LAPORAN PENDAHULUAN SKOZOFRENI SIMPLEKS
10:23:00 AM
Add Comment
A. Pengertian
Skizofrenia adalah gangguan jiwa yang parah dan sulit ditangani. Penderita skizofrenia tidak dapat disembuhkan secara total, dalam arti halusinasi dan delusi tidak dapat hilang total, karena tanpa pengobatan yang terus-menerus dan dukungan dari lingkungan, maka gejala-gejala skizofrenia dapat kembali muncul saat individu berada dalam tekanan atau mengalami stres.

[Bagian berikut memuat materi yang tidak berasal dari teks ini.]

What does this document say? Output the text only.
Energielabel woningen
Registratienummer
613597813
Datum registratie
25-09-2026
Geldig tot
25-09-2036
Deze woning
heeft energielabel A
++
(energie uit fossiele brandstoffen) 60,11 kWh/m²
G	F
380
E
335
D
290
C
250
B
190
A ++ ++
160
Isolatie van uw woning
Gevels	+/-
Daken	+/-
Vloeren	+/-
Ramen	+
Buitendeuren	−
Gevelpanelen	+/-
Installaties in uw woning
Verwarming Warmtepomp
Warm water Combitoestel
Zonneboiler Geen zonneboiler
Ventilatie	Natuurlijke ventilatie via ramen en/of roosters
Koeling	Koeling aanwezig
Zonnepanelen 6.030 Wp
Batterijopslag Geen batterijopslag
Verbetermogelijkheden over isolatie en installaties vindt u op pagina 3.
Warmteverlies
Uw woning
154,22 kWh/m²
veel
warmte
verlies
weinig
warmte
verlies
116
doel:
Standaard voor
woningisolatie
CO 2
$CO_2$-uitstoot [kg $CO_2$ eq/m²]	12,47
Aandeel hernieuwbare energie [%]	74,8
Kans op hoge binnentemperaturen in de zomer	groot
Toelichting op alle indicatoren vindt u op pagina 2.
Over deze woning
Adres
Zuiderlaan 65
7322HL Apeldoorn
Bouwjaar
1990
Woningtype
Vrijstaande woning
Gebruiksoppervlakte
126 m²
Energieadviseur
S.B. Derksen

Intervensi sejak dini merupakan hal yang sangat penting dan bermanfaat dalam penanganan skizofrenia demi mencegah perkembangan gangguan ke arah yang semakin parah.
Skizofreni simpleks adalah salah satu dari skizofreni. Skizofreni simpleks simpom utamanya adalah apatis, yaitu seolah-olah tidak memiliki kepentinganuntuk diri sendiri. Bahkan, sering harus diberikan pengertian tentang hal-hal yangmenjadi kebutuhannya. Penderita biasanya berkeinginan untuk berbaring, malas-malasan, jorok, tidur-tiduran, jarang mandi, motorik lambat,dan jarang bicara.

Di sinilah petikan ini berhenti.